Dish has all but officially thrown in the towel on its $25.5 billion bid for Sprint.
In a statement released late yesterday, the satellite-TV provider said that Sprint’s decision to prematurely terminate Dish’s due diligence process and accept SoftBank’s revised acquisition bid of $21.6 billion has made it “impractical” for Dish to submit a new offer to Sprint. Dish instead said it will focus its efforts and resources on completing the Clearwire tender offer.
Sprint declined to comment on Dish’s decision.
Sprint had given Dish until June 18 to submit a “best and final” offer after the nation’s third-largest carrier opted to go with SoftBank’s deal and call off talks with Dish.
Dish’s decision removes a major roadblock between SoftBank and completing the deal, but Dish could still prove a thorn in SoftBank’s side. Dish’s tender offer of $4.40 per share for Clearwire would give Dish control over a sizeable chunk of the wireless broadband provider if the transaction is finalized. The tender offer would allow Dish to appoint a number of members to Clearwire’s board and provide Dish with veto powers over certain corporate actions. That could make Sprint and SoftBank’s aspirations to tap into Clearwire’s vast spectrum resources more difficult to attain.
Last week, Clearwire’s board fully put its support behind Dish’s tender offer, reversing course from its steadfast support for Sprint’s offer to buy out the company at $3.40 per share.
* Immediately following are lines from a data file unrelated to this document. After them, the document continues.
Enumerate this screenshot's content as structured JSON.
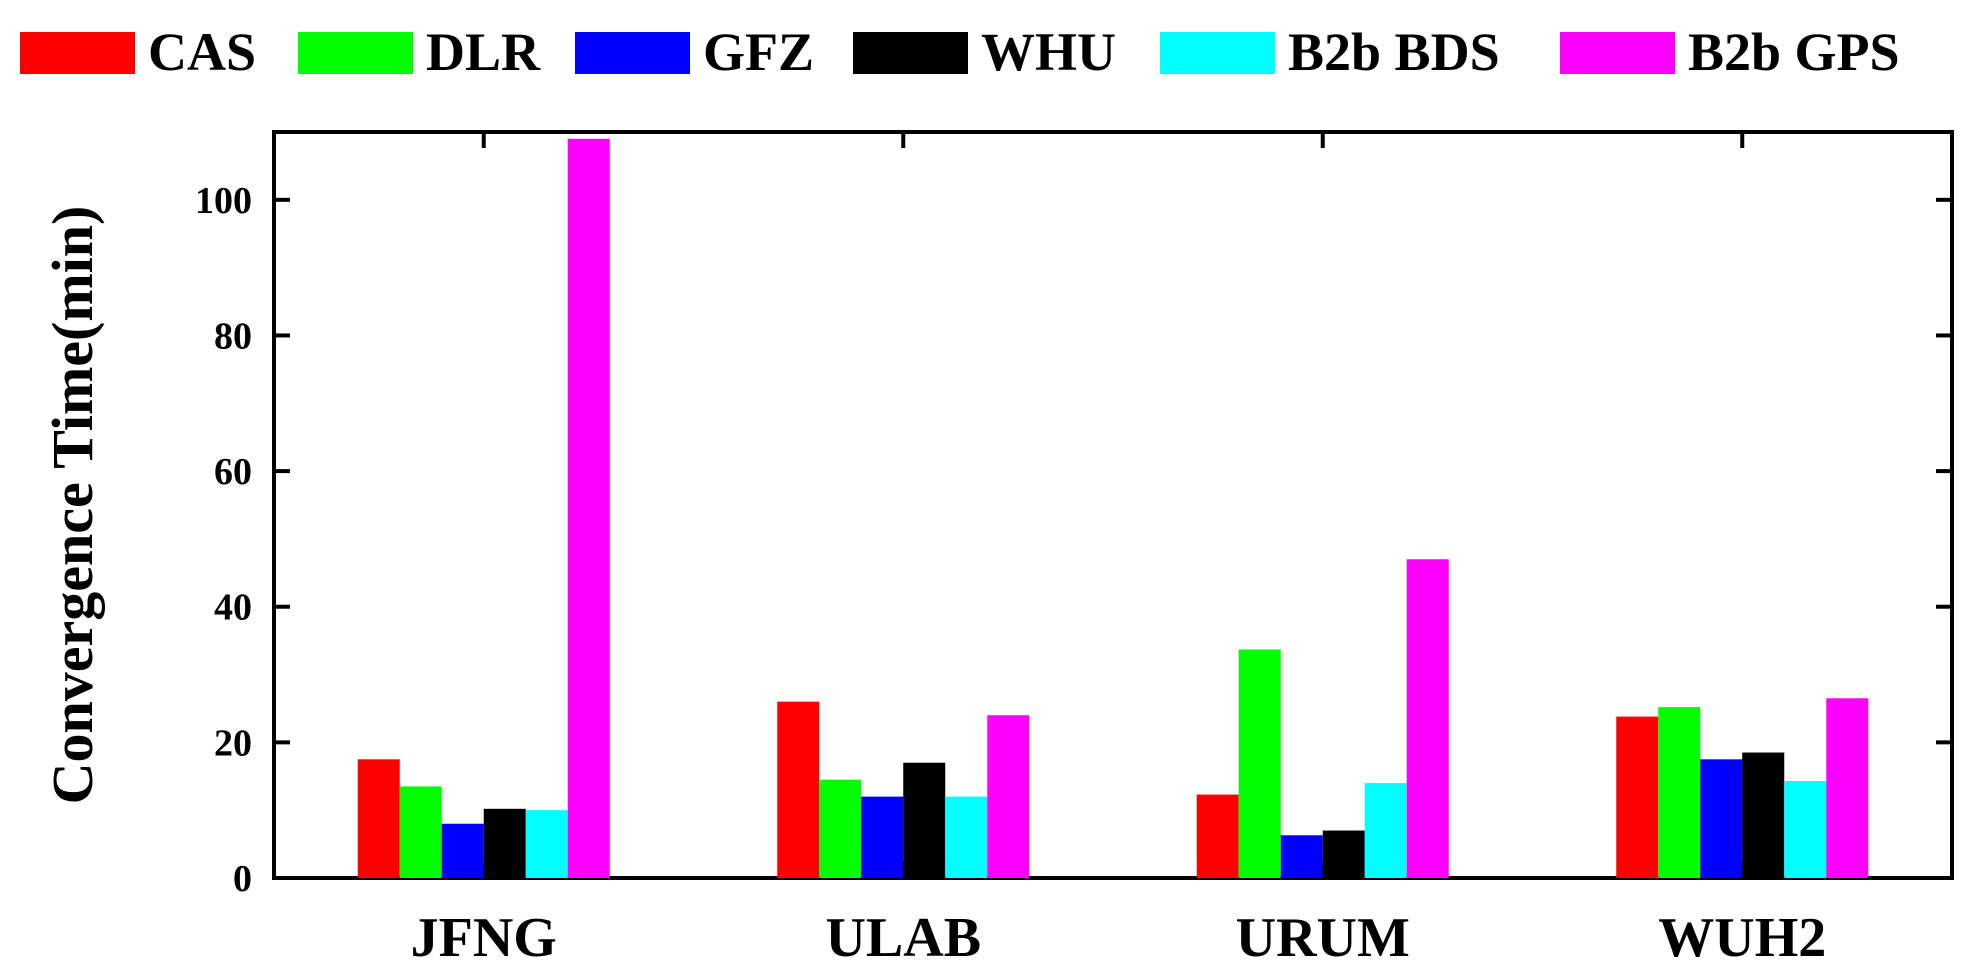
{
  "chart_data": {
    "type": "bar",
    "title": "",
    "xlabel": "",
    "ylabel": "Convergence Time(min)",
    "ylim": [
      0,
      110
    ],
    "yticks": [
      0,
      20,
      40,
      60,
      80,
      100
    ],
    "grid": false,
    "legend_position": "top",
    "categories": [
      "JFNG",
      "ULAB",
      "URUM",
      "WUH2"
    ],
    "series": [
      {
        "name": "CAS",
        "color": "#ff0000",
        "values": [
          17.5,
          26.0,
          12.3,
          23.8
        ]
      },
      {
        "name": "DLR",
        "color": "#00ff00",
        "values": [
          13.5,
          14.5,
          33.7,
          25.2
        ]
      },
      {
        "name": "GFZ",
        "color": "#0000ff",
        "values": [
          8.0,
          12.0,
          6.3,
          17.5
        ]
      },
      {
        "name": "WHU",
        "color": "#000000",
        "values": [
          10.2,
          17.0,
          7.0,
          18.5
        ]
      },
      {
        "name": "B2b BDS",
        "color": "#00ffff",
        "values": [
          10.0,
          12.0,
          14.0,
          14.3
        ]
      },
      {
        "name": "B2b GPS",
        "color": "#ff00ff",
        "values": [
          109.0,
          24.0,
          47.0,
          26.5
        ]
      }
    ]
  }
}
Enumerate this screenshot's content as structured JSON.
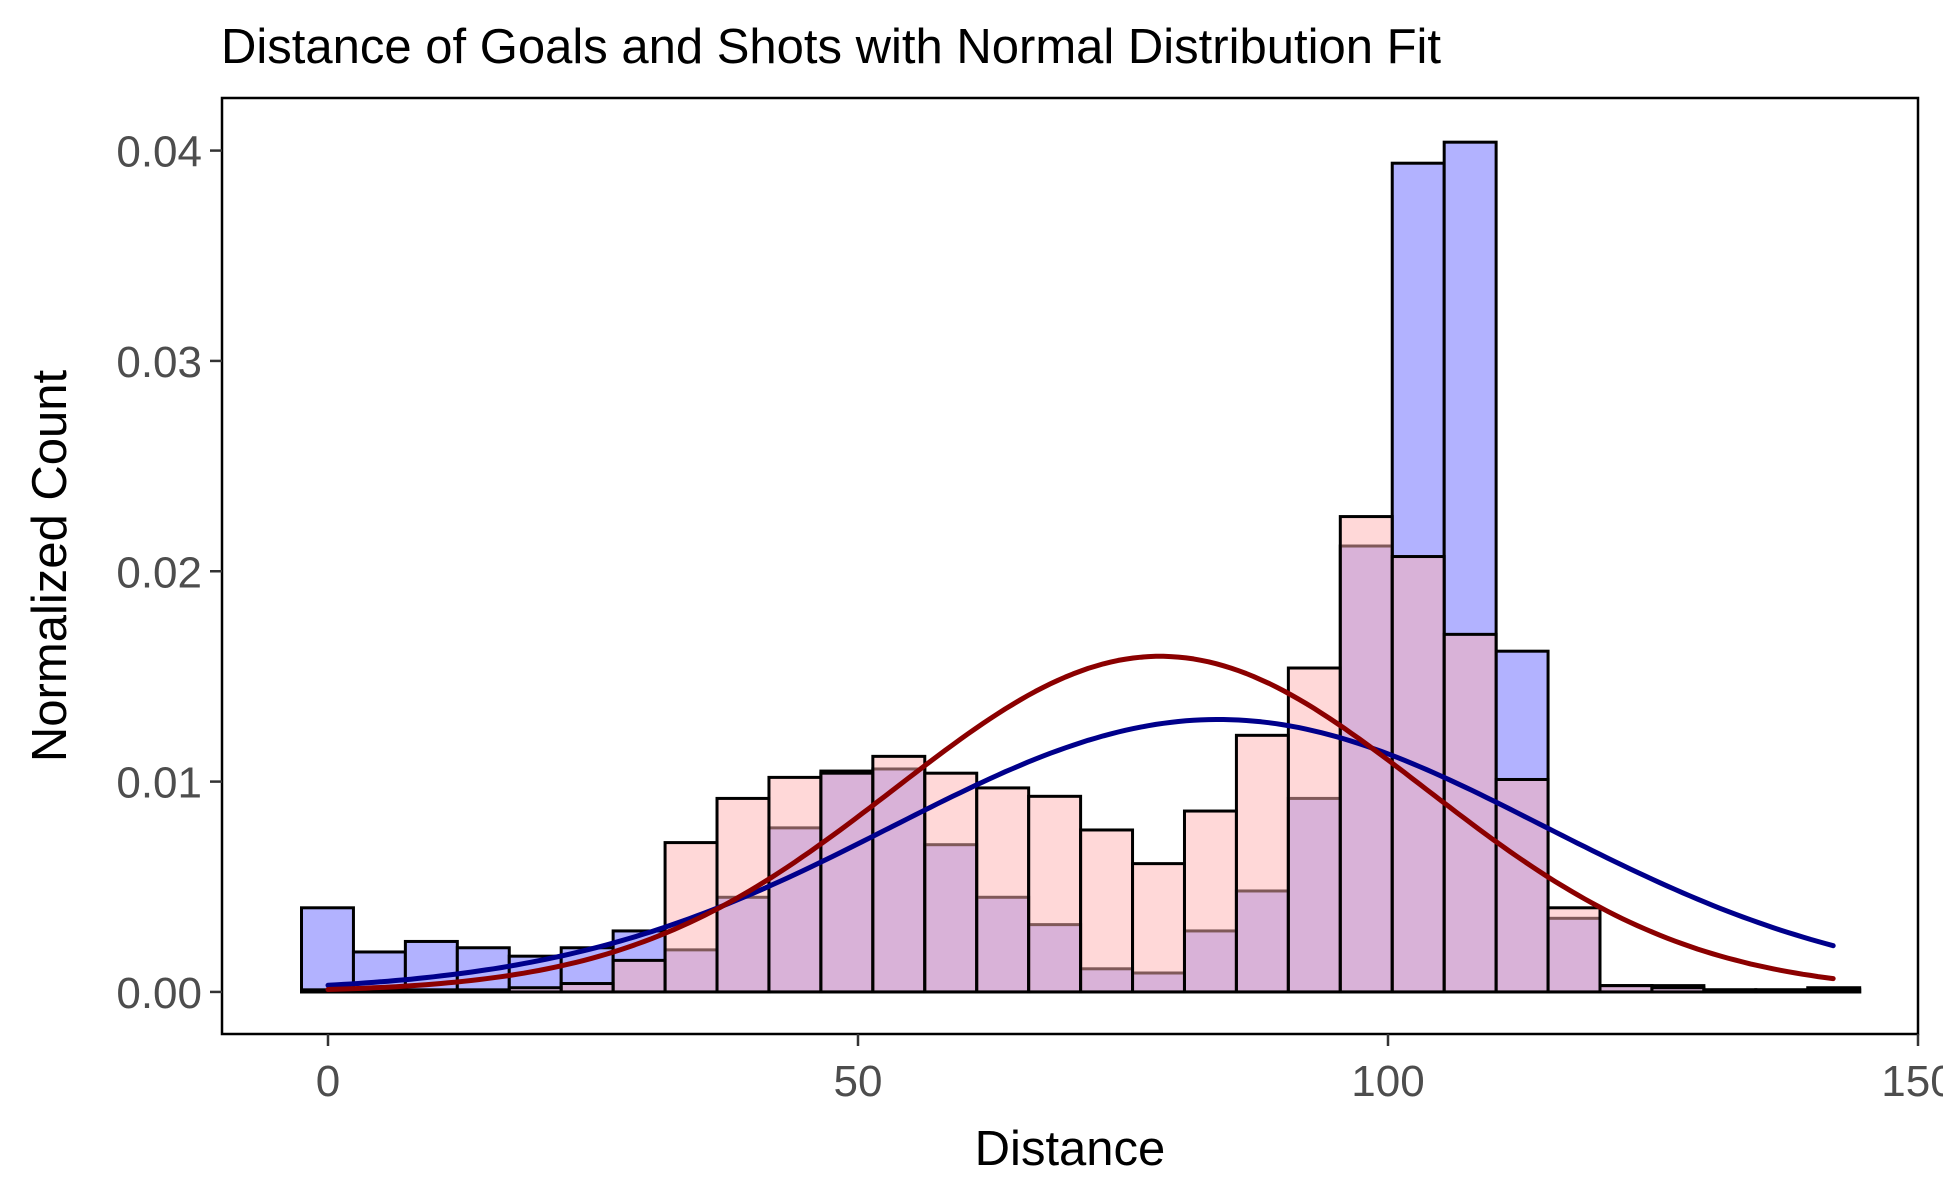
{
  "chart_data": {
    "type": "bar",
    "title": "Distance of Goals and Shots with Normal Distribution Fit",
    "xlabel": "Distance",
    "ylabel": "Normalized Count",
    "xlim": [
      -10,
      150
    ],
    "ylim": [
      -0.002,
      0.0425
    ],
    "x_ticks": [
      0,
      50,
      100,
      150
    ],
    "x_tick_labels": [
      "0",
      "50",
      "100",
      "150"
    ],
    "y_ticks": [
      0,
      0.01,
      0.02,
      0.03,
      0.04
    ],
    "y_tick_labels": [
      "0.00",
      "0.01",
      "0.02",
      "0.03",
      "0.04"
    ],
    "grid": false,
    "legend": "none",
    "bin_width": 4.9,
    "bin_start": -2.5,
    "series": [
      {
        "color": "#b2b2ff",
        "values": [
          0.004,
          0.0019,
          0.0024,
          0.0021,
          0.0017,
          0.0021,
          0.0029,
          0.002,
          0.0045,
          0.0078,
          0.0105,
          0.0106,
          0.007,
          0.0045,
          0.0032,
          0.0011,
          0.0009,
          0.0029,
          0.0048,
          0.0092,
          0.0212,
          0.0394,
          0.0404,
          0.0162,
          0.0035,
          0.0003,
          0.0003,
          0.0001,
          0.0001,
          0.0002
        ]
      },
      {
        "color": "#ffb2b2",
        "values": [
          0.0001,
          0.0001,
          0.0001,
          0.0001,
          0.0002,
          0.0004,
          0.0015,
          0.0071,
          0.0092,
          0.0102,
          0.0104,
          0.0112,
          0.0104,
          0.0097,
          0.0093,
          0.0077,
          0.0061,
          0.0086,
          0.0122,
          0.0154,
          0.0226,
          0.0207,
          0.017,
          0.0101,
          0.004,
          0.0003,
          0.0002,
          0.0001,
          0.0001,
          0.0001
        ]
      },
      {
        "name": "",
        "type": "line",
        "color": "#00008b",
        "mean": 84,
        "sd": 30.8,
        "x_range": [
          0,
          142
        ]
      },
      {
        "name": "",
        "type": "line",
        "color": "#8b0000",
        "mean": 78.5,
        "sd": 25,
        "x_range": [
          0,
          142
        ]
      }
    ]
  }
}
Sprint has responded to the change of heart by filing a lawsuit against Dish and Clearwire, claiming that Dish’s tender offer violates Delaware law and the Equity Holders Agreement designed to protect the rights of Sprint and Clearwire’s other “strategic investors.”
Sprint said Dish’s tender offer cannot be completed without the approval of at least 75 percent of Clearwire’s outstanding voting securities and the approval of Comcast. Sprint said Dish has neither so proceeding with the transaction would be illegal.